Store any leftovers in an airtight container in the refrigerator for up to 3 days. Reheat in the oven for the best texture or microwave for a quicker option.
Variants:
Spicy Version: Add some hot sauce or crushed red pepper flakes to the ranch mixture for a spicy kick.
Crispy Chicken: For an extra crispy texture, dip the tenders in egg wash before coating with breadcrumbs, then bake.
Vegetarian Option: Use vegetarian chicken tenders or mock chicken to create a meat-free version of this dish.
FAQ:
Can I use chicken breasts instead of tenders?
Yes, you can use chicken breasts cut into strips or even chicken thighs.
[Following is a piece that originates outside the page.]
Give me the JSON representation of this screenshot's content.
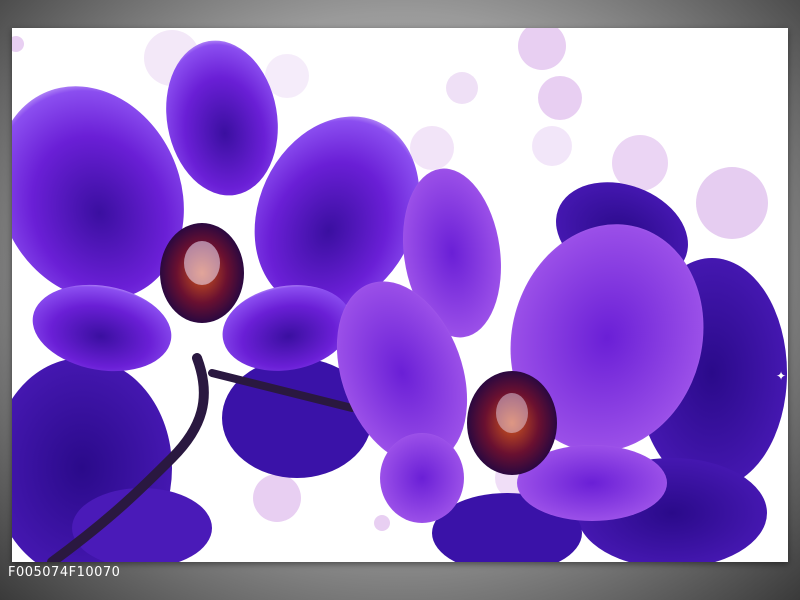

Just adjust the cooking time accordingly.
Can I make these ahead of time?
Yes, you can prepare the chicken and coat it in the ranch mixture a day ahead, then bake when you’re ready to serve. Just refrigerate until you’re ready to cook.
Can I freeze these tenders?
Yes, you can freeze the uncooked chicken tenders for up to 3 months. Place them on a baking sheet, freeze until solid, then transfer them to a freezer bag. Bake directly from frozen, adding extra time as needed.
Can I make this in an air fryer?
Absolutely! Place the coated chicken tenders in the air fryer basket and cook at 375°F (190°C) for 12-15 minutes, flipping halfway through, until golden and crispy.
Crack Chicken Tenders are a must-try for anyone who loves savory, cheesy, and bacon-filled dishes. Their creamy texture, crispy exterior, and irresistible flavors make them the perfect indulgence for any occasion. Once you’ve had a bite, you’ll understand why they’re called “crack”—they’re totally addictive!